A great meal shared or enjoyed in solitary reverie creates an enduring memory. I pretty much ate my way through the San Francisco Bay area while I was there attending Bouchercon 2010. And what a place to indulge.
A trip to San Francisco is not complete for Charlie and me without a visit to Tadich Grill. Established in 1849, it's San Francisco's oldest restaurant. We like to sit at the long wooden bar, leaning against the wall behind it with a drink while waiting for seats to open. Seats eventually do appear and so does a white-aproned waiter who sets down sliced bread that has a thick dark brown crust that's nearly burnt. Completely addictive. I ordered cioppino. I always order cioppino. I must have had cioppino 20 of the 30 or so times I've been to the Tadich. I even make it at home as I have the Tadich Grill book that includes the recipe. Charlie had littleneck clams steamed in a buttery broth which he sopped up with that bread. The waiter brought us paper bibs. I dig paper bibs.
Also waiting for a seat at the bar was an older man in a well-tailored business suit. He sat beside us, didn't look at the menu, and ordered glass of cabernet and a slab of rice pudding that came with a little pitcher of bourbon sauce. He poured the sauce around the pudding and ate slowly, with focus and pleasure. Then he paid and left. Clearly his Tadich tradition.

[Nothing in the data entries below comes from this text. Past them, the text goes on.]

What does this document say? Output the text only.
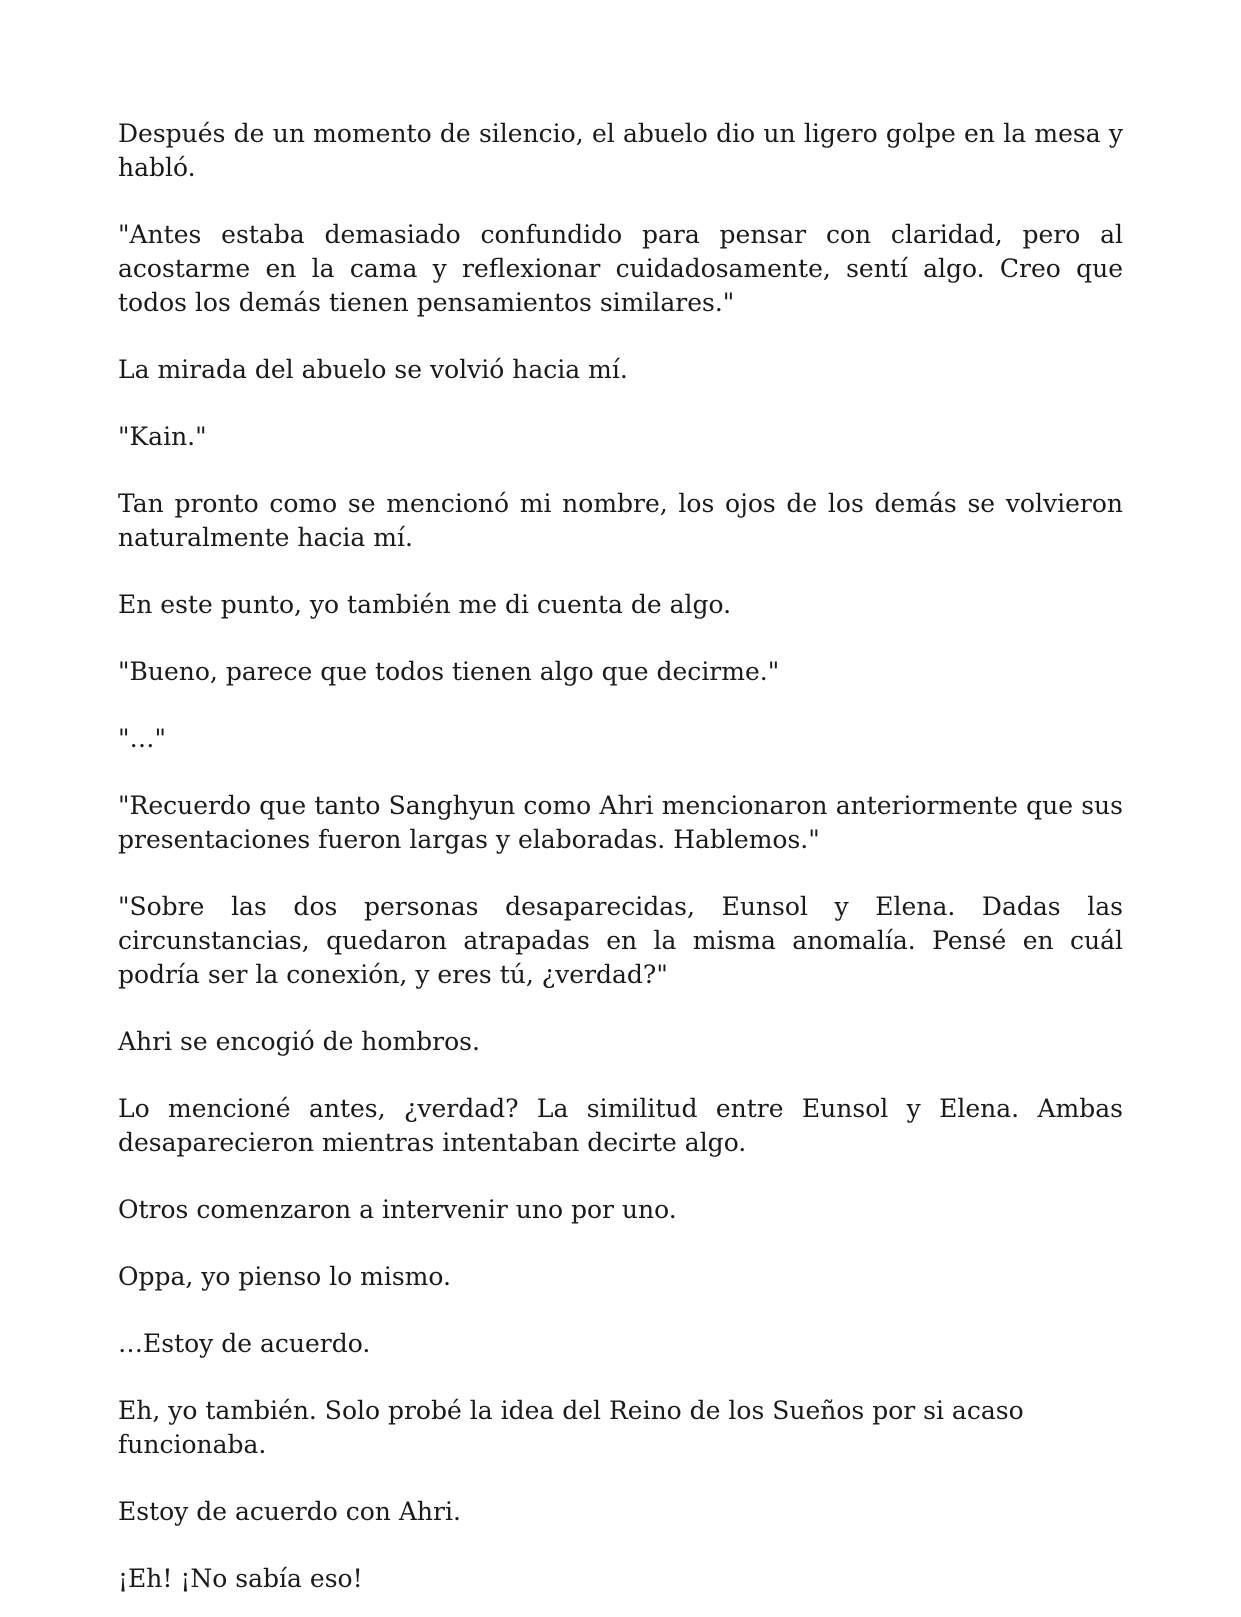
Después de un momento de silencio, el abuelo dio un ligero golpe en la mesa y habló.

"Antes estaba demasiado confundido para pensar con claridad, pero al acostarme en la cama y reflexionar cuidadosamente, sentí algo. Creo que todos los demás tienen pensamientos similares."

La mirada del abuelo se volvió hacia mí.

"Kain."

Tan pronto como se mencionó mi nombre, los ojos de los demás se volvieron naturalmente hacia mí.

En este punto, yo también me di cuenta de algo.

"Bueno, parece que todos tienen algo que decirme."

"…"

"Recuerdo que tanto Sanghyun como Ahri mencionaron anteriormente que sus presentaciones fueron largas y elaboradas. Hablemos."

"Sobre las dos personas desaparecidas, Eunsol y Elena. Dadas las circunstancias, quedaron atrapadas en la misma anomalía. Pensé en cuál podría ser la conexión, y eres tú, ¿verdad?"

Ahri se encogió de hombros.

Lo mencioné antes, ¿verdad? La similitud entre Eunsol y Elena. Ambas desaparecieron mientras intentaban decirte algo.

Otros comenzaron a intervenir uno por uno.

Oppa, yo pienso lo mismo.

…Estoy de acuerdo.

Eh, yo también. Solo probé la idea del Reino de los Sueños por si acaso funcionaba.

Estoy de acuerdo con Ahri.

¡Eh! ¡No sabía eso!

The Random House party was held at Water Bar in their upstairs room where a patio overlooks the Bay Bridge, spectacularly lit at sunset. I was a fan girl, chit chatting with Lee Child, Laurie King, and Karin Slaughter. A friend and I blissfully polished off most of a platter of ahi tuna tartar served in porcelain spoons while raw fish-averse buddies wrinkled their noses.

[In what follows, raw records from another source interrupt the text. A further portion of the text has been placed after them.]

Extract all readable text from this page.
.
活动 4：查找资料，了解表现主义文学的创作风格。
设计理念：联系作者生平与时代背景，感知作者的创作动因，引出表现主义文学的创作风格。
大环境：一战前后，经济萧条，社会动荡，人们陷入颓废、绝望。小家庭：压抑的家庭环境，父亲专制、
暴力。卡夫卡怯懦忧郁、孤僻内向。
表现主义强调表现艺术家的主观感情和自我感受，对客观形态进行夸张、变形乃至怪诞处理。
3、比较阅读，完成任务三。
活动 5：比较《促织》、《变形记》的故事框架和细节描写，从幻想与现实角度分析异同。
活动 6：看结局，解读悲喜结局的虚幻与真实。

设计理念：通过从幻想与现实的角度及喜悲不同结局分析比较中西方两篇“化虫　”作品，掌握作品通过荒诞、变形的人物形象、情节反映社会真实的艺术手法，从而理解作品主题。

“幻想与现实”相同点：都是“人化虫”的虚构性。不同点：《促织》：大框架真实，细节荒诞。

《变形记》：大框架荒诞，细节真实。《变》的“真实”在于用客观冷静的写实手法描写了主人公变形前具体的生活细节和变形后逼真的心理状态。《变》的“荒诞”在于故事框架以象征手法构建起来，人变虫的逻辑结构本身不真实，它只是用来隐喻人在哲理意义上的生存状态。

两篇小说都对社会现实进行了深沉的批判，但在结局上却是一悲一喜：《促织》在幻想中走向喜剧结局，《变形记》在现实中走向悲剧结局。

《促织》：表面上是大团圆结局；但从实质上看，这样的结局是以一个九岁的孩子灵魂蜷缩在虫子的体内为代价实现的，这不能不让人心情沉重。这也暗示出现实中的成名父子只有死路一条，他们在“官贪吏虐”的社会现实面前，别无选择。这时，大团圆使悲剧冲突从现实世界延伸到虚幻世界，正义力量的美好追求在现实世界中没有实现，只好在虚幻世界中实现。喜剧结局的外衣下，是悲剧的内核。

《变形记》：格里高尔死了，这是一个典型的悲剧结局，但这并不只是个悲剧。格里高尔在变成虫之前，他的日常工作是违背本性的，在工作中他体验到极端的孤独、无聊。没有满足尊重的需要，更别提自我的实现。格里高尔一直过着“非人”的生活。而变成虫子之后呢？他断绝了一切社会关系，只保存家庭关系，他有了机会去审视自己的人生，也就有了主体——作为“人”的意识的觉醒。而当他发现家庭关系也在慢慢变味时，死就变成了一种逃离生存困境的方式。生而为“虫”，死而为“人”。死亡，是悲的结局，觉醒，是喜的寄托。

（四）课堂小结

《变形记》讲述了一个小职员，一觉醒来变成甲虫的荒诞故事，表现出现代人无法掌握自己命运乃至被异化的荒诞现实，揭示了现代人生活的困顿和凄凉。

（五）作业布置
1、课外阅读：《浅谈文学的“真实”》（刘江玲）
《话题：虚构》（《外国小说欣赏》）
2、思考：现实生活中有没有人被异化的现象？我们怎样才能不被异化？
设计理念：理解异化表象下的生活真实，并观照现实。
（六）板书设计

One afternoon, I explored the Ferry Building near the conference hotel, my shopping bag in hand with a goal of buying goodies for our family dinner as later I was heading on BART to the East Bay to spend time with my in-laws.
The first thing I bought was a Mo's Milk Chocolate Bacon Bar. 'Nuff said.
I loaded my bag with sheep's milk feta from Cowgirl Creamery, a small bag of the crispiest, most delectable chocolate chip cookies from Miette, and a baguette, cinnamon rolls, and a round of walnut/cranberry bread from Acme Bread Company. Back at the hotel bar, friends said the baguette wouldn't survive my trip to the East Bay intact. They were right. By the time I disembarked, the crusty end was toast (bad pun... couldn't resist!).
On Sunday in the East Bay, we went to a farmer's market to shop for our family dinner that night. We bought lots of wonderful produce for a big pot of stew, but the star was grass-fed local beef from Alhambra Valley Beef. I've eaten grass-fed beef before and to me it tasted like, well, grass. This beef was so flavorful. Words that come to mind are fresh and light.
While browning the beef, I recalled lessons learned from Julia Child. "Don't be afraid of the fire" (get that pan and oil hot) and "don't crowd the beef as you'll steam it and not brown it." (Add Julia's trilling voice). Ah, Julia. How can there be people who don't know who you are? (Read to the middle of my Big Sur post). My farmer's market stew was a success.
We had lunch with family and friends at The Dead Fish in the bayside city of Crockett. It's a charming restaurant with a funny name, hilarious menu, and great food. It was a rainy day. We sat by a window overlooking the Carquinez Straits (gotta love the name). I had crab cakes--crisp panko breadcrumbs on the outside and succulent inside.
The next day, we made PB & J sandwiches for the drive home. Thanks for the delicious memories, S.F.